O utilitarismo clássico é principalmente obra de três pensadores: Jeremy Bentham
(1748-1832), John Stuart Mill (1806-1873), e Henry Sidgwick (1838-1900).
A orientação empirista e experimentalista dos utilitaristas leva-os a querer colocar
na base da organização da sociedade (das suas instituições e das suas leis) um saber
científico adquirido a posteriori e progressivamente. Os utilitaristas denunciam a
organização e as conceções sócio políticas tradicionais, que justificam o direito, as leis e,
sobretudo, os poderes e os privilégios, de uma maneira simbólica, por meio de narrativas
míticas, especulações metafísicas ou crenças irracionais diversas.

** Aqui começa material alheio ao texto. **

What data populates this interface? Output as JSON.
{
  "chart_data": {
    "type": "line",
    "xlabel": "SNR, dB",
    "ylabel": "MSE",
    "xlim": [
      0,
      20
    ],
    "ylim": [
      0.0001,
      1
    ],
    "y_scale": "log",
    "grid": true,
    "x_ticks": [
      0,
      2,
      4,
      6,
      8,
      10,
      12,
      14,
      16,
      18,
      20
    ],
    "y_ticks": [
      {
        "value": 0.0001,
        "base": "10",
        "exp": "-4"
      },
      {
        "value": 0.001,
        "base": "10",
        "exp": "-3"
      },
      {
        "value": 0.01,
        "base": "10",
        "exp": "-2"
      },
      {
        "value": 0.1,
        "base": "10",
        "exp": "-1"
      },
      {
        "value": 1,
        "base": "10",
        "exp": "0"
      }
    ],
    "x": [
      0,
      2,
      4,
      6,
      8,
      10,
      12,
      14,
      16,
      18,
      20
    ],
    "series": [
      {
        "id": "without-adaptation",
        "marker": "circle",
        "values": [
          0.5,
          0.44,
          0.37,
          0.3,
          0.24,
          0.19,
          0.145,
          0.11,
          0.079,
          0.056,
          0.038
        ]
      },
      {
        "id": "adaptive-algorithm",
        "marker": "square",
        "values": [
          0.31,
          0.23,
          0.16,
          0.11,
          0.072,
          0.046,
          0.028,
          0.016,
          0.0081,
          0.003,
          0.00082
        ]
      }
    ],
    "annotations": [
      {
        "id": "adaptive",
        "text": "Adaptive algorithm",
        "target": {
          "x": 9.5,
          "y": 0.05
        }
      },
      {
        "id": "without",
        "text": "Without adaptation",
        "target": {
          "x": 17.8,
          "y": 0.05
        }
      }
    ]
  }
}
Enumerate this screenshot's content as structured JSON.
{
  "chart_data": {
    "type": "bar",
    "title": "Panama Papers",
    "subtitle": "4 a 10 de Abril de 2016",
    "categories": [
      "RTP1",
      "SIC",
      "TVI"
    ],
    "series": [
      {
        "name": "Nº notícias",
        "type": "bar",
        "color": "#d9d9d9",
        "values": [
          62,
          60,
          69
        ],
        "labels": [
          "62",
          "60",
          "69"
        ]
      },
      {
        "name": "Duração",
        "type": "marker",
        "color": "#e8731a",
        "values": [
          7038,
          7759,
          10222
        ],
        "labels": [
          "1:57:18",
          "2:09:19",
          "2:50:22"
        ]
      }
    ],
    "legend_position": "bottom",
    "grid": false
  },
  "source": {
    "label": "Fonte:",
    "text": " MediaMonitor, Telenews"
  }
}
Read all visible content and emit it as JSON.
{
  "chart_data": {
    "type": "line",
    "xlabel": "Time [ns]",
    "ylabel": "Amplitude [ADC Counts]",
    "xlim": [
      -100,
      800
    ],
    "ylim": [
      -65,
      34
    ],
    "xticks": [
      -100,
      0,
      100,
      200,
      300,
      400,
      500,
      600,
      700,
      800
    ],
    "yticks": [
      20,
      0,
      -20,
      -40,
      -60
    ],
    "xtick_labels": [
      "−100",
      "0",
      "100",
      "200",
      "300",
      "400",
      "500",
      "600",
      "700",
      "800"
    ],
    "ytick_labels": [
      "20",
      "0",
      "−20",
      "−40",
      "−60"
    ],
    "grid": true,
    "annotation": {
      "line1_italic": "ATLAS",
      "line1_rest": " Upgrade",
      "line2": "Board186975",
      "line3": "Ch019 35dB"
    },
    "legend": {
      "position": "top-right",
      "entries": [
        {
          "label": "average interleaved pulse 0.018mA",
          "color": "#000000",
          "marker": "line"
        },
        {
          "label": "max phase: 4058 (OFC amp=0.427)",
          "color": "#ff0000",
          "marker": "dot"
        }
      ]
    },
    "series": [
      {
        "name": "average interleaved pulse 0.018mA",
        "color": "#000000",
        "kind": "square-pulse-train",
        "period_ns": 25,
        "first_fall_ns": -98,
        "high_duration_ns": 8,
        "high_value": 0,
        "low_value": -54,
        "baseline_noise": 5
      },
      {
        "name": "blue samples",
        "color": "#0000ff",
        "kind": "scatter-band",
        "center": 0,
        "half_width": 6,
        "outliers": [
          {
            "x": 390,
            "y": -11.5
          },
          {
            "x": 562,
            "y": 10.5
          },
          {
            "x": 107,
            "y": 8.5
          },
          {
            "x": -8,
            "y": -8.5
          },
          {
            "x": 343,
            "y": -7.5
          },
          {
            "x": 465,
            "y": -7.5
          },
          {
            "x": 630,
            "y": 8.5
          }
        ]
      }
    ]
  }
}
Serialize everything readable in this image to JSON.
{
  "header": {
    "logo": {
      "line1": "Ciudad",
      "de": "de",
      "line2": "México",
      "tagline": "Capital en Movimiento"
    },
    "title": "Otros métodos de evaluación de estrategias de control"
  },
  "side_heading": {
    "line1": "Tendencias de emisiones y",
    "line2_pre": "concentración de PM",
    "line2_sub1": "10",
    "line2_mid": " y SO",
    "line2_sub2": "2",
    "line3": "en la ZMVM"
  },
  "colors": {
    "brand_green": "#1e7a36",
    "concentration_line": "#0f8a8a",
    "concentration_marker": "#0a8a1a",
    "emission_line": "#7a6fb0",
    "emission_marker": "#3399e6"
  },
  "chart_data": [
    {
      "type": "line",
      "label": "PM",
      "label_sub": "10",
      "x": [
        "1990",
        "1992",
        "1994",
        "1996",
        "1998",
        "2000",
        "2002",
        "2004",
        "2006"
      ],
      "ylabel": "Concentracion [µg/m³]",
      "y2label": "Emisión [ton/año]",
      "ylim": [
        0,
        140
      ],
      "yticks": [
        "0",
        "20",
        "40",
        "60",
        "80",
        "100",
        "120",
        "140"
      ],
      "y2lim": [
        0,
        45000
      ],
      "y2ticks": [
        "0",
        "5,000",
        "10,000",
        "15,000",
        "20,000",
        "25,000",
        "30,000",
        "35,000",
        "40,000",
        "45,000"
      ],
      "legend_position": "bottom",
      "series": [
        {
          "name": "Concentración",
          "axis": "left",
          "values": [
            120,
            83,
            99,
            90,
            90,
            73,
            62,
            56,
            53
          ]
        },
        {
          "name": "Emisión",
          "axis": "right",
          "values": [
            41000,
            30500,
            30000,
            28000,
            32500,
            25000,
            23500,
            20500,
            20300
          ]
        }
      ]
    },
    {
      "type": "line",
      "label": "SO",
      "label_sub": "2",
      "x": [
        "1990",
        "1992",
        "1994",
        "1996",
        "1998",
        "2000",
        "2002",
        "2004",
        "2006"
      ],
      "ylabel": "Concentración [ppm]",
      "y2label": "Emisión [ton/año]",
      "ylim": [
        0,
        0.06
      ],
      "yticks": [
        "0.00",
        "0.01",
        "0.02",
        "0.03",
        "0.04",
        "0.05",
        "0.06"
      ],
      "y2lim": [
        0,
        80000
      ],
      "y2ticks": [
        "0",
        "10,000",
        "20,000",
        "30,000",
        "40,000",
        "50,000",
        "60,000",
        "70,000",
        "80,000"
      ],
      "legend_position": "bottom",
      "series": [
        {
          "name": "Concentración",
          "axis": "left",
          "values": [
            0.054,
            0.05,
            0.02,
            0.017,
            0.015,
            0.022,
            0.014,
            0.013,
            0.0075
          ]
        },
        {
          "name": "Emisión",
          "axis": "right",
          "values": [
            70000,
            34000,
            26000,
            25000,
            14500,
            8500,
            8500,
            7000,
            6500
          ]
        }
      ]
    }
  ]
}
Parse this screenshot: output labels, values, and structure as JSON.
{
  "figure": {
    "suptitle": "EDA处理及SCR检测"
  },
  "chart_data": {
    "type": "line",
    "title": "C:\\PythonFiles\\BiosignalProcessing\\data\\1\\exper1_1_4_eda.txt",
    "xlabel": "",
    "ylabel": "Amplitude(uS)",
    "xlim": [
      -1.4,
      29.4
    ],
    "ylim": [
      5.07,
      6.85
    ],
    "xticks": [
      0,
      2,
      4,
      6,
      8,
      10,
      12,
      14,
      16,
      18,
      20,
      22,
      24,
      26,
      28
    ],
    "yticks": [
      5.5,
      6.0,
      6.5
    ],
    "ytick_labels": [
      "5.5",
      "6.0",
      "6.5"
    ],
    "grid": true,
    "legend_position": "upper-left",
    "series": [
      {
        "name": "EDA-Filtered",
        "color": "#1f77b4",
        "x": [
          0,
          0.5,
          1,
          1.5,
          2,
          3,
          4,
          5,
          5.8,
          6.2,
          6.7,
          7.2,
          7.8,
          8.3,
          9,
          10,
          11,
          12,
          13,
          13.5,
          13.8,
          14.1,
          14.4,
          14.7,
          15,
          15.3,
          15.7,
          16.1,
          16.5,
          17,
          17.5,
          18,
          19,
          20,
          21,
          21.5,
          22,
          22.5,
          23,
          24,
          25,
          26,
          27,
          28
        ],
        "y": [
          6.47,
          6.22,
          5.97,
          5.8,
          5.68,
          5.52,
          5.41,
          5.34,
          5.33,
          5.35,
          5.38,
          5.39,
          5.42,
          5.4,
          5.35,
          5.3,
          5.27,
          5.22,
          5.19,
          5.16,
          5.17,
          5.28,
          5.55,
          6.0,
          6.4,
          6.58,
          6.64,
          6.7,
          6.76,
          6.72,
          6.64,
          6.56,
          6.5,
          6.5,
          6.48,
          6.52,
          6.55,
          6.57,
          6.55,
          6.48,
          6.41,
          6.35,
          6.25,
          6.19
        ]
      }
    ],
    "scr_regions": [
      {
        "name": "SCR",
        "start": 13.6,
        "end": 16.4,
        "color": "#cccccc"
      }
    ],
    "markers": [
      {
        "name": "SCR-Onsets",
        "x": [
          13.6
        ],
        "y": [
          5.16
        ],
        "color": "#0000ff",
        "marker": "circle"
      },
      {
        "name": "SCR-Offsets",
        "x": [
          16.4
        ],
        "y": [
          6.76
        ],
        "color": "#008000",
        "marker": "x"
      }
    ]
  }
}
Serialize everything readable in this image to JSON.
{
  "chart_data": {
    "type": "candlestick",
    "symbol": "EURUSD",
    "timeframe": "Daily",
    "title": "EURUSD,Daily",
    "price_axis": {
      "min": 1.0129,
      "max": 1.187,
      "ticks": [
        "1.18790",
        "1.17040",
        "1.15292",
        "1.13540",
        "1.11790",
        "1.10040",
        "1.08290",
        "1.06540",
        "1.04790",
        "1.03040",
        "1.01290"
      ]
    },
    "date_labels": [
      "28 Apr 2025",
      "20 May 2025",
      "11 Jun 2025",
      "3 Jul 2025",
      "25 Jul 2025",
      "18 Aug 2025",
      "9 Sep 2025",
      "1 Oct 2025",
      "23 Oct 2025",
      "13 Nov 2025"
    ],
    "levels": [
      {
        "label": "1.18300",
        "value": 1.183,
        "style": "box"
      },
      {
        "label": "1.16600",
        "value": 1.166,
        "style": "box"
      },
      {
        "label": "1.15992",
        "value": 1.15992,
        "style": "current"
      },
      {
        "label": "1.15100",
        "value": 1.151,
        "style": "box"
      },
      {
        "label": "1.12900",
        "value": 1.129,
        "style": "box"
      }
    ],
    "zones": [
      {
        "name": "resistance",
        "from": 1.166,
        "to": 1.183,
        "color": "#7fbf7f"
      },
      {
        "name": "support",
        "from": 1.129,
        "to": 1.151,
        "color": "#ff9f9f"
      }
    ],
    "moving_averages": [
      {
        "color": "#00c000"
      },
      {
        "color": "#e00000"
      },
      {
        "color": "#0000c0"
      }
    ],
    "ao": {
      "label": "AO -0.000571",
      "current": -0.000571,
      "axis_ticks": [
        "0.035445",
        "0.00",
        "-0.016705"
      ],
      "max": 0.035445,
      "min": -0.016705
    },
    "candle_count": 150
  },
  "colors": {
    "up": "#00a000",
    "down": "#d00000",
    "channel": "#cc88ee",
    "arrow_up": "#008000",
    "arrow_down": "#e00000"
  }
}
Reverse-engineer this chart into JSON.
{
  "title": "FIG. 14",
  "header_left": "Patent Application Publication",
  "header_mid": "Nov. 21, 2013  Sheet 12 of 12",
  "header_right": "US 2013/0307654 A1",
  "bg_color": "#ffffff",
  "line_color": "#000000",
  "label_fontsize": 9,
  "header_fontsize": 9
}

O utilitarismo nasce da necessidade de superar a insatisfação com uma teoria do
bem assente num referente moral (como a justiça ou o dever) cuja objetividade não
depende dos resultados práticos suportados pelos agentes. Em alternativa, o valor moral
de uma ação ou regra passa a ser determinado em função das suas consequências. As
consequências de uma ação determinam-na como boa ou má consoante sejam capazes de
efetivar o que a própria natureza dos agentes assume como algo a ser buscado
necessariamente: a felicidade.
O eudemonismo é a conceção moral que considera que a finalidade da existência
humana é a felicidade e que a ação deve visar esta última.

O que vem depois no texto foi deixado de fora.